花も羞じらわん美少女。明日、ぜひ私の家に……。ある意味、男を誘う言葉である。汚れを知らぬ深窓の令嬢が、頬を微かに染めながら恥ずかしげに言うと、不思議な愛おしさがこみ上げてくるようだ。
そんな彼女と一緒にいたわずかな時間のことを思い、リュカは不覚にも短い間茫然としてしまった。
「……いっ……おいっ! おいリュカ、聞いてるのかッ!」
アンディがリュカの頬を軽く撲つ。我に返ったリュカは、赤く晴れた頬をおさえながら、苦笑する。
「ちっ…………こいつ、聞いちゃいねえ。あーあ、面白くねえ。マスター、水割りだ。水割りをくれっ!」
リュカに無視されたと勘違いしたアンディが、バーテンにグラスを突きつけて怒鳴る。
「もう、お止しなさい。親爺さんに怒られますよ」
バーテンはグラスを受け取ると、そのまま流し台にそれを置いた。
「ケッ、親爺が怖くて酒が飲めるかってんだ。それとも何か? ここにゃあ、僕に飲ませる酒はないってのか?」
アンディはふらつく足で立ち上がり、バーテンの胸ぐらにつかみかかる。
「よして下さいよ。かなり酔ってますよ」
バーテンがさっと避けたために体勢を崩したアンディは、崩れるように椅子に落ちる。
「ケッ、こんなケチな店、二度と来てやるかッ! ひっく」
その様子を見ていたロジェルはすくと立ち上がり、アンディの肩に両手を乗せて軽く揉んだ。
「まあまあアンディ、そう荒れるなって。あっちで一緒に飲もうや、な?」
とりあえずはここからアンディを離した方がいい。暴れてガラス類を割り始めたりすればしゃれにならない。ロジェルはリュカに囁いた。

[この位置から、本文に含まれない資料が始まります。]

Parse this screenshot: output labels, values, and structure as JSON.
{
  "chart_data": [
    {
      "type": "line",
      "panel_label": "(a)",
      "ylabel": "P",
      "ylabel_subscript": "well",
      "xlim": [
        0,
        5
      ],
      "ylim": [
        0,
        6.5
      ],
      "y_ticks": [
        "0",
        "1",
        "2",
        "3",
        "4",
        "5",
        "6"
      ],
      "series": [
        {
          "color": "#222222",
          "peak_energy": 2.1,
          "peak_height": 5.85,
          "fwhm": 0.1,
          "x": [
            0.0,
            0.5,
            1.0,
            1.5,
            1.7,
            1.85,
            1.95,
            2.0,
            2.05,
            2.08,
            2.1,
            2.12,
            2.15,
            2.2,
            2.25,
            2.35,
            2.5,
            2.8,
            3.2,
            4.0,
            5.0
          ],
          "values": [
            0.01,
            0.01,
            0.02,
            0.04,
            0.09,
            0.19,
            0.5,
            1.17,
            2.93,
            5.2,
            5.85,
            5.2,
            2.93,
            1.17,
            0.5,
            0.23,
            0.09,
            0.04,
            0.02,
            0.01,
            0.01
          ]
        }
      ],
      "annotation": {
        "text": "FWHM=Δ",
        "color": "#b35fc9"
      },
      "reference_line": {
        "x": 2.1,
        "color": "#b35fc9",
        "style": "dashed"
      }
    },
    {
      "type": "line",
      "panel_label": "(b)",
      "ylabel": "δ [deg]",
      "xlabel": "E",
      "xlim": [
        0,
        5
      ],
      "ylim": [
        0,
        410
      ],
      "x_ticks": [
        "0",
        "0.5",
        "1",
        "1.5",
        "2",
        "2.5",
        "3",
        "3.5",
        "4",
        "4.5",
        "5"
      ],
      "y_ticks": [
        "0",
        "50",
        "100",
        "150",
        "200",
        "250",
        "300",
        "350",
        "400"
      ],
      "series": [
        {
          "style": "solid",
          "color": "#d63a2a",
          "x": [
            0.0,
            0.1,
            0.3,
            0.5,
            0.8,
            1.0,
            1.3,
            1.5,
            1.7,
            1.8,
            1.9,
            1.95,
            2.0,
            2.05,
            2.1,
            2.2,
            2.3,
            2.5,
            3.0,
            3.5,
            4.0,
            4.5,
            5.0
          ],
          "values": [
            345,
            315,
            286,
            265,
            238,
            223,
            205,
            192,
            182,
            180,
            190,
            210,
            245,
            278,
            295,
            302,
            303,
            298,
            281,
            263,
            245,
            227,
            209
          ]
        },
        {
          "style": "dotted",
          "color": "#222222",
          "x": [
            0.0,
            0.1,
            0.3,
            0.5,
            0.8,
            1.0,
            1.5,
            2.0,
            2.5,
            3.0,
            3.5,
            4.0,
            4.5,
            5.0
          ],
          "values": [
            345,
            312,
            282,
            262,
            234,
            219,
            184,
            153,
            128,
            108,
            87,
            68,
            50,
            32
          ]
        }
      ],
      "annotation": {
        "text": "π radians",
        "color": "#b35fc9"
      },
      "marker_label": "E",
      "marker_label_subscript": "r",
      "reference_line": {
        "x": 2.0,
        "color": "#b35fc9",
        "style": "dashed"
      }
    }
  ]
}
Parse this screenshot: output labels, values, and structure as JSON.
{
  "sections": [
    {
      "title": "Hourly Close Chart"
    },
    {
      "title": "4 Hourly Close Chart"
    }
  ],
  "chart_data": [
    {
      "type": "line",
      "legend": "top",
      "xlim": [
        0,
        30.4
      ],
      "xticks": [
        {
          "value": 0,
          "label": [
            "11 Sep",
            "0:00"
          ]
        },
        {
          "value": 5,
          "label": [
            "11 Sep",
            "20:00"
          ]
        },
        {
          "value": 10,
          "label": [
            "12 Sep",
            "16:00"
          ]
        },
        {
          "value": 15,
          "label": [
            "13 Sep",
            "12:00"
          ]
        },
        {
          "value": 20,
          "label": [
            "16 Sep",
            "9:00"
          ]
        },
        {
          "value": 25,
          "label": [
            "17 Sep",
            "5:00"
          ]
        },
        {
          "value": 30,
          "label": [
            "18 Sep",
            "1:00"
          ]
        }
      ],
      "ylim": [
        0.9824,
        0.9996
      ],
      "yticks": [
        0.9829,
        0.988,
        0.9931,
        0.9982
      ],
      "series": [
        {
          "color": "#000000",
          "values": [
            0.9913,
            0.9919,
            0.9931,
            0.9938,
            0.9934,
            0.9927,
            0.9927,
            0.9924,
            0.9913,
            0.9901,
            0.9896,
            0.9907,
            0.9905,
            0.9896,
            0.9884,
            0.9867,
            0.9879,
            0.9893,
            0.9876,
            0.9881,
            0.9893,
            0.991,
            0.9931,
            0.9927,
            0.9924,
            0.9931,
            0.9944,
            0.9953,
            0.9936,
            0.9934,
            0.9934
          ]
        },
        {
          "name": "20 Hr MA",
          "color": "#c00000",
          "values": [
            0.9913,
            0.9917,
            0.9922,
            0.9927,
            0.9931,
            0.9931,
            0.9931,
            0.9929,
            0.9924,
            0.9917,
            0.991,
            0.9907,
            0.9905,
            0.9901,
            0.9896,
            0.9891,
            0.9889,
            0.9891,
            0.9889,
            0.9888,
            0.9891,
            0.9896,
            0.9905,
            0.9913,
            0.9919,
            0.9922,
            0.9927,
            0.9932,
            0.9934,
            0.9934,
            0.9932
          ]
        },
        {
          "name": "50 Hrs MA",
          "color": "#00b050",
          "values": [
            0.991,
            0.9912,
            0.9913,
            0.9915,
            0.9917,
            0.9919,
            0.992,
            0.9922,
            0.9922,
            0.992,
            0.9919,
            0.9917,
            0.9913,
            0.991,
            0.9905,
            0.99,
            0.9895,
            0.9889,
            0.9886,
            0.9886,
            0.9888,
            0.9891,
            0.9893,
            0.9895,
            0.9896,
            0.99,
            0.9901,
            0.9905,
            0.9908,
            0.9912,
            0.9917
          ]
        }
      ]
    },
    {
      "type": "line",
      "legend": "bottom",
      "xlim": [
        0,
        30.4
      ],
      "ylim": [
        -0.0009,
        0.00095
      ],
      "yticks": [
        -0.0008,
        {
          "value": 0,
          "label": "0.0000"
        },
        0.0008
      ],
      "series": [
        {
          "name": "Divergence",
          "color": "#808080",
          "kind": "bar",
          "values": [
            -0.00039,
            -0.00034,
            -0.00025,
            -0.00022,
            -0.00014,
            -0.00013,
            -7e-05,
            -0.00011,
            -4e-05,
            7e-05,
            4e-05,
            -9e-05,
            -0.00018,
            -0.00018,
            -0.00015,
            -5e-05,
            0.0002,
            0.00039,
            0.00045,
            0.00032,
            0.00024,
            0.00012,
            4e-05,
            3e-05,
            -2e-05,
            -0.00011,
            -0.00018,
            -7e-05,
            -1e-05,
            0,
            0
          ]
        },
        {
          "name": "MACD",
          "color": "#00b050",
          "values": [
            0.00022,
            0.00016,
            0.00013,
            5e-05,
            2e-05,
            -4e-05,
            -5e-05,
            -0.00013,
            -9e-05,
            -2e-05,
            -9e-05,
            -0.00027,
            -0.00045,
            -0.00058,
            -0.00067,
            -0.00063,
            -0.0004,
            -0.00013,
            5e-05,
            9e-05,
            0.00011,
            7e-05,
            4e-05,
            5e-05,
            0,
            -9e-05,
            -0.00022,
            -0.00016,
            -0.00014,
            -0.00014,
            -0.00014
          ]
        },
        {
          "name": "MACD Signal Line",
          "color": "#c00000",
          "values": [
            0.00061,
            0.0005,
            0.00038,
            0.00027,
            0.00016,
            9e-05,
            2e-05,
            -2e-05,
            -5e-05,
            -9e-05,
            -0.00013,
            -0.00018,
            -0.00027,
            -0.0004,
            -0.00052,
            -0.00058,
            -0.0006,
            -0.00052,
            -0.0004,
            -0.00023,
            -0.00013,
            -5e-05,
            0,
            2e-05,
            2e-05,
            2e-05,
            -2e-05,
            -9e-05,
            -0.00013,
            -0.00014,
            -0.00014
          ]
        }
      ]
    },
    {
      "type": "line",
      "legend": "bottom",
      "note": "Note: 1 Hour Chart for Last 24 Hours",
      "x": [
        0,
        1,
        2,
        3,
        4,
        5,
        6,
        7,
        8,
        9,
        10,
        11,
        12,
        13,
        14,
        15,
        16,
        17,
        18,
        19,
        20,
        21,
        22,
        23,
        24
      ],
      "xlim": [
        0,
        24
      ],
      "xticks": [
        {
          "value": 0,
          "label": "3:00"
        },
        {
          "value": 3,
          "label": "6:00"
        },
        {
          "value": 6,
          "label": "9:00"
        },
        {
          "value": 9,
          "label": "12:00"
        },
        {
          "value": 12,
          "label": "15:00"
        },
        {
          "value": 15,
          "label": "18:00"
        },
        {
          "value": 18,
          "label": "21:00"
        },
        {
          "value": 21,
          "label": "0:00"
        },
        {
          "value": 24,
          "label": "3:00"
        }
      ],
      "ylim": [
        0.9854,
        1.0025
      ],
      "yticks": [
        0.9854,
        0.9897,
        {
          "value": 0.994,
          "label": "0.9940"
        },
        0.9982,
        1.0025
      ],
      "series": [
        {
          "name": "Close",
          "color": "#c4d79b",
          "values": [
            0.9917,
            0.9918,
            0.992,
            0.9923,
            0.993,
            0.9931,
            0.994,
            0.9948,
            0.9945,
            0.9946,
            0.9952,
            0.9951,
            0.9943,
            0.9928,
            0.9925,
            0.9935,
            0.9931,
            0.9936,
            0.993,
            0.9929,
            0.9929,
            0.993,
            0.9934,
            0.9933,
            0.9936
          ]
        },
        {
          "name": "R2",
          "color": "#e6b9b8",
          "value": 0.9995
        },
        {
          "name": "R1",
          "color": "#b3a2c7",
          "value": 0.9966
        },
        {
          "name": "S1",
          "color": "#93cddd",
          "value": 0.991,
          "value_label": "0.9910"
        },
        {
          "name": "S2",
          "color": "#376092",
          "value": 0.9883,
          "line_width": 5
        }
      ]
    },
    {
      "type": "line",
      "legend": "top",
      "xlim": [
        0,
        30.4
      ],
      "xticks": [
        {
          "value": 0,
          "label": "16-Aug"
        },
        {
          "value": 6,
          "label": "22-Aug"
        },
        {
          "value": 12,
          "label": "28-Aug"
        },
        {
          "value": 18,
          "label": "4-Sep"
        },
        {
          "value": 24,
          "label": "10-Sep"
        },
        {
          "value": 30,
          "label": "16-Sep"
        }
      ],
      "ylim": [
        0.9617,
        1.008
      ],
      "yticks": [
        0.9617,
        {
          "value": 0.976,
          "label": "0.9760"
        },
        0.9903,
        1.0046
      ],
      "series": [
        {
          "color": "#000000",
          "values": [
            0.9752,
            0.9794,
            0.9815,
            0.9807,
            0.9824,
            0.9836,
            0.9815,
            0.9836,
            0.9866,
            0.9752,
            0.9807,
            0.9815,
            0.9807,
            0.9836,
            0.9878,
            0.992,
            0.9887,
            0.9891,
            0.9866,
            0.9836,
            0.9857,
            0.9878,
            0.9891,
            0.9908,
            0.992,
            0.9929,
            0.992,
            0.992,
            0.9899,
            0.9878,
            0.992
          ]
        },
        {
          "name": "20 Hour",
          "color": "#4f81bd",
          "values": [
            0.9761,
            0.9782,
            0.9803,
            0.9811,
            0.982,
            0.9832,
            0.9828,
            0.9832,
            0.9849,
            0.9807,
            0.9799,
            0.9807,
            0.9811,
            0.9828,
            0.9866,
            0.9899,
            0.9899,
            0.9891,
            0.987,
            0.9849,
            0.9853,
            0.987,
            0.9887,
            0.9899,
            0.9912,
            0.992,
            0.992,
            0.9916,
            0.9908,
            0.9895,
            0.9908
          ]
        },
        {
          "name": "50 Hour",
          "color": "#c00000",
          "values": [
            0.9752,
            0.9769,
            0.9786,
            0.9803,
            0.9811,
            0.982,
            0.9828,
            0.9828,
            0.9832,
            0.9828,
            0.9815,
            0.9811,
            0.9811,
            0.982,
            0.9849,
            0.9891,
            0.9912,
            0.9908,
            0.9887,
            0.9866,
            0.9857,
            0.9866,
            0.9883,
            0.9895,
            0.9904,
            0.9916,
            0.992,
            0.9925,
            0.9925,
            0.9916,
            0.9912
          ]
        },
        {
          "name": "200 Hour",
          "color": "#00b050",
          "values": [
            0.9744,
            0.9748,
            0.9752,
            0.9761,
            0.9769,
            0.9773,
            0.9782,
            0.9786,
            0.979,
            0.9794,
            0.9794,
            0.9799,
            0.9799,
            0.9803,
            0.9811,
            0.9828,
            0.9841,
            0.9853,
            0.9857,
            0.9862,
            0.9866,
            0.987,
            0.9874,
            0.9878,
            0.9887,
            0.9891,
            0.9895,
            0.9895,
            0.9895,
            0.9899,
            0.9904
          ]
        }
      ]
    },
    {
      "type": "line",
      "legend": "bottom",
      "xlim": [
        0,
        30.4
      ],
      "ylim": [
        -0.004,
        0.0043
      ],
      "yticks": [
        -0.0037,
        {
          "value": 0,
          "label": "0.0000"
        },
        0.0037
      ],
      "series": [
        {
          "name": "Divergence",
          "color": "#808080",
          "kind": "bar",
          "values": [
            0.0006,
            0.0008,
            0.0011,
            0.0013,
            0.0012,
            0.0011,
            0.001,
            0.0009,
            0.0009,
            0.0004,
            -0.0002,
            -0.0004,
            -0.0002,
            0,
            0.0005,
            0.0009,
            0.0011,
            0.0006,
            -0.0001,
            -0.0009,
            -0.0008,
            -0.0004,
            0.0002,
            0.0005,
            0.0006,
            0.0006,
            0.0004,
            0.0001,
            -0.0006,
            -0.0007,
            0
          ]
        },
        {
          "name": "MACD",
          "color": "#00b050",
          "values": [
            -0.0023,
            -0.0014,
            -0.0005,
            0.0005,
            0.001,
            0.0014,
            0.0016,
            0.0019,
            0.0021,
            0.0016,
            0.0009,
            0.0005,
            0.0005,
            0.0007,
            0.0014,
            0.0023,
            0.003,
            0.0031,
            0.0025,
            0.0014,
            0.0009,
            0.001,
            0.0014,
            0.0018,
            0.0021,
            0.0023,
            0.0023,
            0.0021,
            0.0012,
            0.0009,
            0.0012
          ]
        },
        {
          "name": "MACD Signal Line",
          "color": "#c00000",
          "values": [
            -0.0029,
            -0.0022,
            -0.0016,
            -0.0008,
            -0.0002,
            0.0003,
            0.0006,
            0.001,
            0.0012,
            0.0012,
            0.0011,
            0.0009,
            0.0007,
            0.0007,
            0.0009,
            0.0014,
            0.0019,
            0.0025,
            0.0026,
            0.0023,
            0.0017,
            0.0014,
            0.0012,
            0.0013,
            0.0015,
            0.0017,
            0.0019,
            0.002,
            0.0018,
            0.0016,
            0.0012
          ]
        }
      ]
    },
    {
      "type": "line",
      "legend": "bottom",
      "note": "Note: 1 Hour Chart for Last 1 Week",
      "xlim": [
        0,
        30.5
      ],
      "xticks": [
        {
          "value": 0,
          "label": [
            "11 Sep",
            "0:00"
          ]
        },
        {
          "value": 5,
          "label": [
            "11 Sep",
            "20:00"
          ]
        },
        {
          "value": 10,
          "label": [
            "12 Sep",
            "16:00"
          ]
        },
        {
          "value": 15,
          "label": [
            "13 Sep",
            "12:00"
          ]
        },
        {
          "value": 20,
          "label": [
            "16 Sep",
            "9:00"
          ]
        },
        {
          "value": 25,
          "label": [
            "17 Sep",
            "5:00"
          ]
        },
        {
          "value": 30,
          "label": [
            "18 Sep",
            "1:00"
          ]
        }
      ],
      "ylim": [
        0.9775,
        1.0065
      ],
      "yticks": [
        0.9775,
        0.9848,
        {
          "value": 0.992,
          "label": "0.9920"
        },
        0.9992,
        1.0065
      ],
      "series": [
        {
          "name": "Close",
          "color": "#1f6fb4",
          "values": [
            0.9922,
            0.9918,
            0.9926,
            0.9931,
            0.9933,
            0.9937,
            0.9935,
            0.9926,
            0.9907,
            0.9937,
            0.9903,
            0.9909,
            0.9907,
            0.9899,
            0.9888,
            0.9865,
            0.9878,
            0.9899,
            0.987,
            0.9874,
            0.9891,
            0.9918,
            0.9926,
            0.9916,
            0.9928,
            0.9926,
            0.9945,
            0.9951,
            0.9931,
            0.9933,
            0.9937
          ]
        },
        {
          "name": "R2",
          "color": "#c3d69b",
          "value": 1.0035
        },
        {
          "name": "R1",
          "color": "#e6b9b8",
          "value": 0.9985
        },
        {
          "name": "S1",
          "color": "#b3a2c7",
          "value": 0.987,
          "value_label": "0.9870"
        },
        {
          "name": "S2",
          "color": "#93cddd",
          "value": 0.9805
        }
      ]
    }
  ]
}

(悪い。リュカさんよ、とりあえず宿に戻っていてくれ。俺はこの男を家に帰してから戻る)
(わかりました)
リュカは頷き、すくと立ち上がる。
「うーん……フローラ……」
ロジェルがうつろな目で譫言のようにぶつぶつと声を漏らしながらカウンターに突っ伏しているアンディを軽々と背負って、カウンターを外したのを確認すると、リュカは精算を求めた。
「お代はロジェルの旦那からいただいております」
リュカはロジェルの方に向き、礼をすると店を出た。外はすっかりと暗くなり、空には星が輝いている。
それにしても冷える。ぶるっと一つ身震いをすると、早足で晴月亭へ駆け込んだ。